Время от времени он призывал себя к порядку и энергично брался за работу. Поначалу все шло отлично, но затем во времени возникал провал, этакая темная загадочная брешь, в которую он входил, сам не зная как и зачем. Попадал в какой-то сумрачный коридор, в какое-то место, куда, как ему чудилось, возвращаются все и каждый. Место было до боли знакомое, и он забывал, что пришел туда из света. Внутри царил полумрак. Неясный, тусклый свет озарял округлый свод и слегка выпуклые, словно бы костяные стены. Коридор казался живым. Но его это не смущало, ведь никакая опасность оттуда не грозила. Просто коридор словно бы дышал. Тихо-тихо, как морская анемона на дне океана. Йоаким забредал в углы и закоулки. Опознавательных знаков и ориентиров здесь не было. Все одинаковое. Он шагал бесцельно, маленький сгусток мрака в великой тьме. И никогда не думал о том, сумеет ли выбраться. Никогда не оборачивался, не искал выхода. Все вопросы, сомнения, желания исчезали. Выход всегда зависел от него же самого. Внезапный вихрь мчал его по коридору, и он вновь оказывался на конторском стуле – на столе звонил телефон или кто-то стучал в дверь. Длинными пальцами он потирал лицо, говорил «Да?», не в силах скрыть смятение от только что происшедшего.
Бороться он перестал. Пустил все на самотек. Когда приходил домой после работы, на него наваливалась усталость. В те дни, когда не забирал Дитте из продленки, поскольку она шла в гости к подружке, Йоаким, прежде чем войти в квартиру, долго стоял на коврике возле двери, собираясь с духом, но ему никогда не удавалось довести этот процесс до конца. Вечно что-нибудь заставляло открыть дверь раньше времени. Сосед, спускавшийся по лестнице и удивленно глядевший на него; телефон, надрывавшийся в квартире; плач Якоба; необходимость пойти в туалет. Все звуки набирали резкости. Кромсали его, как ножи. Он радовался, что увидит Якоба, но, войдя в прихожую, едва находил в себе силы взять мальчугана на руки. Стоял в мечтах, с Якобом на руках, а когда Сюзанна забирала у него мальчика, в глубине души признавал, что бранит она его справедливо: он и вправду стоит как дурак и только пялит глаза.

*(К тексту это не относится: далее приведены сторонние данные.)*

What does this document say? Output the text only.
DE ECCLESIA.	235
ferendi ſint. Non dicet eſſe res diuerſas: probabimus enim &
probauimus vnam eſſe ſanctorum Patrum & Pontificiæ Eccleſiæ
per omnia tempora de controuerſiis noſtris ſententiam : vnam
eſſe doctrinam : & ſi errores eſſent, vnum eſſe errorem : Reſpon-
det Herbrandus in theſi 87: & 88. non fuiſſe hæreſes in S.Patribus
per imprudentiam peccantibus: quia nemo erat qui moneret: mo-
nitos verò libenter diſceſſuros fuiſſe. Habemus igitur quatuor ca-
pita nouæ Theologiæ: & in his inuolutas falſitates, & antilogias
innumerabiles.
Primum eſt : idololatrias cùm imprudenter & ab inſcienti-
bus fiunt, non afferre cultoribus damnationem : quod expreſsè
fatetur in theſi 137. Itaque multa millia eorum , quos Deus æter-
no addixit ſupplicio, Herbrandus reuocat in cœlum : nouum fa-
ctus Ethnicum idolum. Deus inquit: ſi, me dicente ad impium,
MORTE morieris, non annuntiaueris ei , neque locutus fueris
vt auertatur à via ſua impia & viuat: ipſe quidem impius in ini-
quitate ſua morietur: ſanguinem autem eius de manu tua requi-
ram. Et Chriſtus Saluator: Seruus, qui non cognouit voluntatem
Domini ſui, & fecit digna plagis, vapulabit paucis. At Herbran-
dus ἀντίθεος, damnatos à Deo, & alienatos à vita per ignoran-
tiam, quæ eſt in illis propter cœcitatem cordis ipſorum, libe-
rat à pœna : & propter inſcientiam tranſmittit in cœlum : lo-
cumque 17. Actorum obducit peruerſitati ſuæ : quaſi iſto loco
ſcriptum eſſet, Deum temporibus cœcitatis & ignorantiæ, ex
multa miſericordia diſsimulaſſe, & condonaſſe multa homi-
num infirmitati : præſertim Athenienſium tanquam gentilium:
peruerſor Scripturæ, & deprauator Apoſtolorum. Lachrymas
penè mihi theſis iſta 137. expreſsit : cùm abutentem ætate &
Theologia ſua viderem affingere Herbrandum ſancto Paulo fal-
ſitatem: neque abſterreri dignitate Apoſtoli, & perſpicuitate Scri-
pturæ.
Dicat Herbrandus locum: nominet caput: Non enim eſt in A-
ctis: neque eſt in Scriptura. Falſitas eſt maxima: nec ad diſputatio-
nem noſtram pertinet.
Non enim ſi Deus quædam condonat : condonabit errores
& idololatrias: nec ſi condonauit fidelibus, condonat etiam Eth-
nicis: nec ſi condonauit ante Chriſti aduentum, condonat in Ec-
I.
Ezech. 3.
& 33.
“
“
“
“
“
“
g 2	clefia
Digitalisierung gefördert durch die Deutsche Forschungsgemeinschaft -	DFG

Однако мало-помалу он начал подумывать, что одно право у него есть – право слабого. Оставив все как есть и позволив Сюзанне окончательно превратиться в чудовище, он будет вправе бросить ее. Вечером, когда другие спали, он сидел в кресле, положив книгу на колени, и воображал, как это произойдет. К примеру, если она опять станет его душить или поставит ему синяк под глазом, он уйдет. Представлял себе, как, ничего не подозревая, войдет в квартиру с букетом цветов в руках, купленным, чтобы порадовать ее, а она вдруг, ни с того ни с сего, выскочит из-за двери и бросится на него с отбивалкой для мяса. Случись такое, он уйдет. Да-да, уйдет, это решено.

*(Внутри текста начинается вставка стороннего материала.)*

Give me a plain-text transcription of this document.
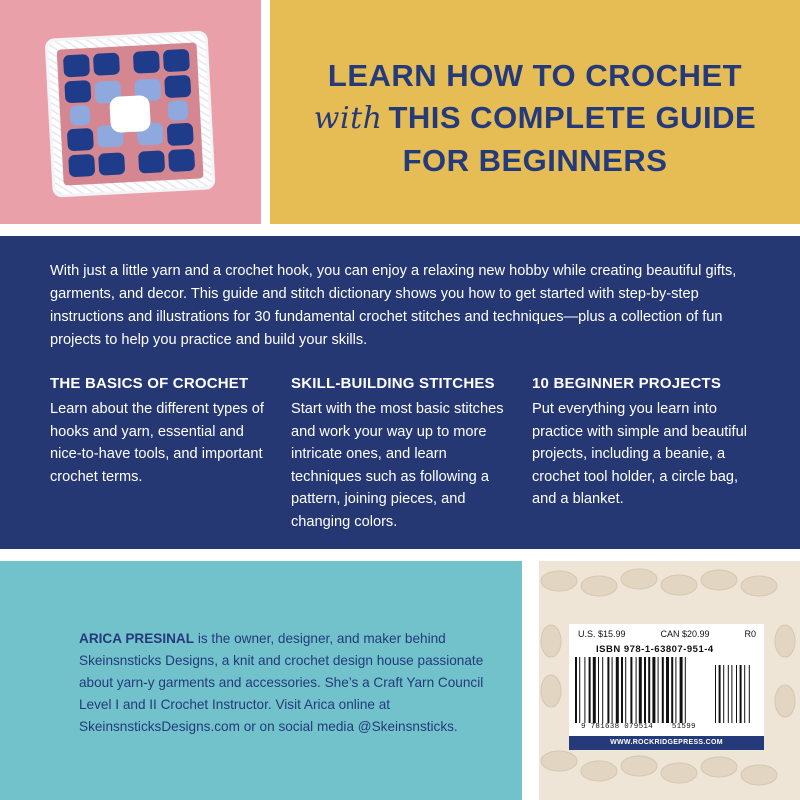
LEARN HOW TO CROCHET
with THIS COMPLETE GUIDE
FOR BEGINNERS
With just a little yarn and a crochet hook, you can enjoy a relaxing new hobby while creating beautiful gifts, garments, and decor. This guide and stitch dictionary shows you how to get started with step-by-step instructions and illustrations for 30 fundamental crochet stitches and techniques—plus a collection of fun projects to help you practice and build your skills.
THE BASICS OF CROCHET

Learn about the different types of hooks and yarn, essential and nice-to-have tools, and important crochet terms.

SKILL-BUILDING STITCHES

Start with the most basic stitches and work your way up to more intricate ones, and learn techniques such as following a pattern, joining pieces, and changing colors.

10 BEGINNER PROJECTS

Put everything you learn into practice with simple and beautiful projects, including a beanie, a crochet tool holder, a circle bag, and a blanket.

ARICA PRESINAL is the owner, designer, and maker behind Skeinsnsticks Designs, a knit and crochet design house passionate about yarn-y garments and accessories. She’s a Craft Yarn Council Level I and II Crochet Instructor. Visit Arica online at SkeinsnsticksDesigns.com or on social media @Skeinsnsticks.
U.S. $15.99	CAN $20.99	R0
ISBN 978-1-63807-951-4
9 781638 079514	51599
WWW.ROCKRIDGEPRESS.COM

В декабре, когда Якобу исполнилось три года, Йоаким надумал опять устроить себе «каникулы», отправиться на Водроффсвай. Дня на два-три. А может, на недельку? Всего-навсего на недельку, чтоб побыть в тишине и покое. Некоторое время он любовно вынашивал этот план. Быть может, удастся его осуществить. Надо только заготовить правдоподобное, убедительное объяснение. В конце концов решил сказать, что поедет на семинар, в Северную Ютландию. Достаточно далеко, чтобы Сюзанна поняла: он будет отсутствовать несколько дней. Для вящей убедительности он подчеркнул важность семинара, сообщив, что на это мероприятие едут поголовно все сотрудники.
– На целую неделю? – переспросила Сюзанна.
– Да, на рабочую неделю, – уточнил он. – С понедельника по пятницу.
– Первый раз слышу такое, – сказала она. – Чтобы все разом снялись с места так надолго. Совсем с ума посходили. Контора же потеряет массу денег, пока вы там будете переливать из пустого в порожнее.
– Семинар посвящен инновационному мышлению, – сказал он, словно это все объясняло.
Однако на сей раз Сюзанна пожелала узнать подробности.
– Что это значит? – спросила она.
Йоаким попытался разъяснить. Хотя и сам имел определенные сомнения касательно значения этого слова. И, размахивая руками, пустился в туманные общие рассуждения. Немного погодя Сюзанна потеряла терпение и перебила:
– Где вы будете жить?
Об этом он не подумал.
– Наверняка в пятизвездочном отеле, – ехидно сказала она.
– Нет, конечно! – запротестовал он. – Скажешь тоже! Там под Ольборгом есть какие-то бараки.
– Бараки?
– Ну да, за городом, на холмах.
– Где же вы в таком случае будете питаться?
– Сами будем готовить.
– За городом, в бараках, – повторила она и на миг замолчала, потом хмыкнула: – Звучит весьма таинственно.
Йоаким не мог не согласиться, вдумавшись в сказанное, но идти на попятный теперь уже поздно. Мысли Сюзанны меж тем скакнули в другое русло:
– А как же мы? Я одна не справлюсь. Надо провожать Дитте в школу, ходить в магазин, убираться.
– Как насчет твоей матери? Разве она не может приехать?
– Чтоб мы тут горло друг дружке перегрызли? – со злостью бросила она. – Ну ты молодец, Йоаким. Ей-Богу, молодец!
– Что я, по-твоему, должен сделать, Сюзанна?
– Нет-нет, ты думай о себе. Это единственное, на что ты способен.
Он ссутулил плечи. При всей своей вздорности она опять высказала горькую правду, так ему казалось.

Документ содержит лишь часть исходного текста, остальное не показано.